I look at him momentarily. Here I am complaining about my own problems and I have never once asked Kameron about his own.

“How are you perfect?” I bluntly ask without second thought. In all honesty, Kameron is perfect in ways most of us would die for.

“I’m far from perfect,” he replies.

“You always know what to say,” I counter, letting him know his words are too kind to me.

“I’m human too. I have feelings. I bend and I break. I’m realistic and I view things from the outside looking in. I see your side of the story, but I also see mine.”

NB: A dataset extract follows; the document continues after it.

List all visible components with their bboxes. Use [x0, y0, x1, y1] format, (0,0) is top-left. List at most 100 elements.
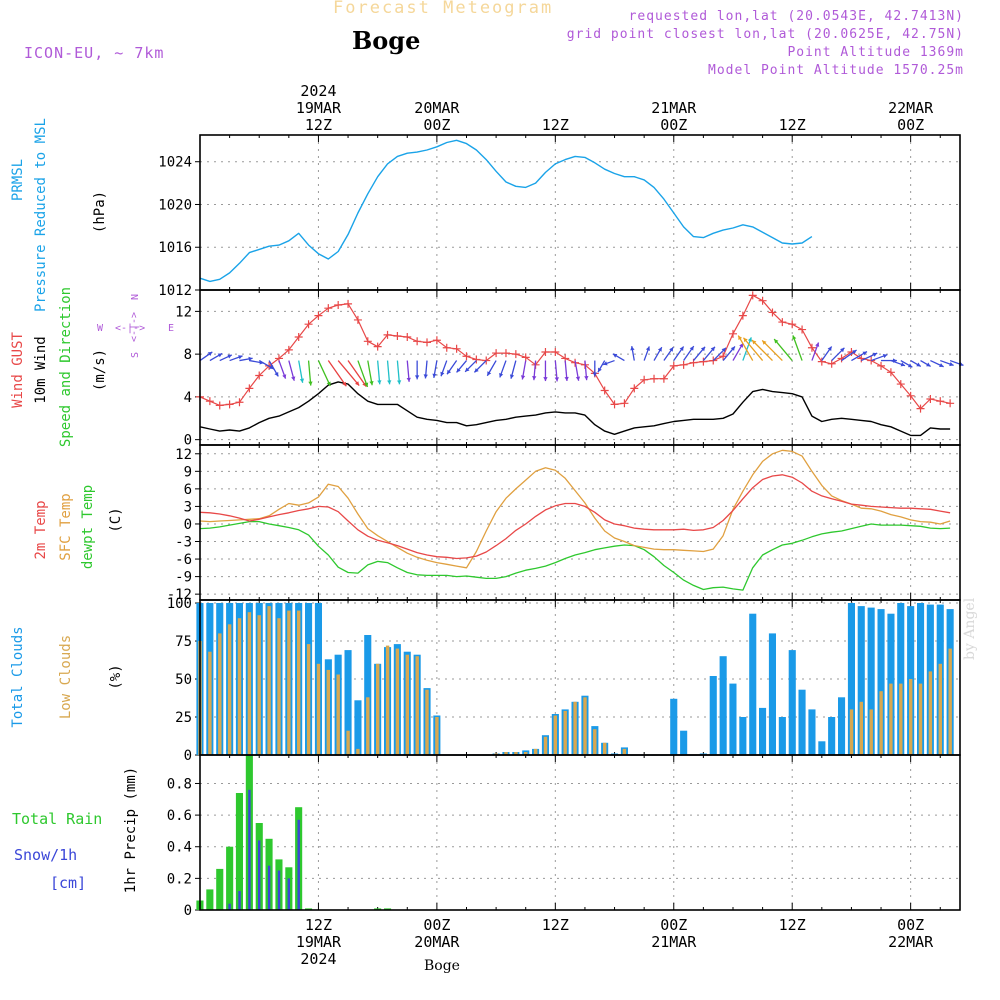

His emotion is written on his face. His eyes tell the side of the story I’m missing. Looking at him, I feel some sort of wall I’ve built in my heart from the years of humiliation come tumbling down. He is too kind to me. He always understands and never judges me for my rants. He is realistically the definition of perfection and whoever gets the privilege of loving him will always be treasured beyond belief.

“Hear me out when I say this, Mya. You are beautiful. Not only on the inside, but on the outside as well. You have true beauty. Something my mom used to tell me was the rarest of all. So what? You’re a little curvier than a lot of the girls our age, but I guarantee you most of them would die to have curves like yours. You have freckles that shine the night sky. Each of them is a constellation that connects to the other to create a galaxy. You are infinite in your own way and Matty is a fucking idiot if he cannot see your worth. Stop being so concerned on what society presumes is a standard and start living as if society is just sleeping on the value of one of the rarest types of diamonds of all.”

My nostrils flare to refrain from letting the tears fall down my face. I blink rapidly, but they come anyways. I see sadness drift across Kameron’s face. He reaches his hand towards my cheek, but I stop him. Instead, I pull him forward and I tightly wrap my arms around his abdomen. He doesn’t reject me. He embraces me in a hug that feels like it is meant to last forever.

I close my eyes and let the tears continue to stream out. Every harsh comment, every disturbing look, every malicious threat that has ever been posed because of my body slowly eases from my shoulders and drifts into the open air above us. I feel the relief that I didn’t know I was longing to find. I am one of a kind and no matter how much I try to meet society’s set standards, I will never make it out in one piece unless I stop caring exactly what society thinks. I am Mya Jackson and at the end of the day, there will only ever be one of me, fat or not. I screwed up and let someone in that I thought I could trust, but the truth was he was after one thing. He got it and now I’m just back to being a ghost of a girl that was once important in his life. It was never about rekindling our friendship. Matty Edwards is hiding something that I can’t quite figure out. If it is shame, it wouldn’t surprise me, but if it is, I never want to speak to him again.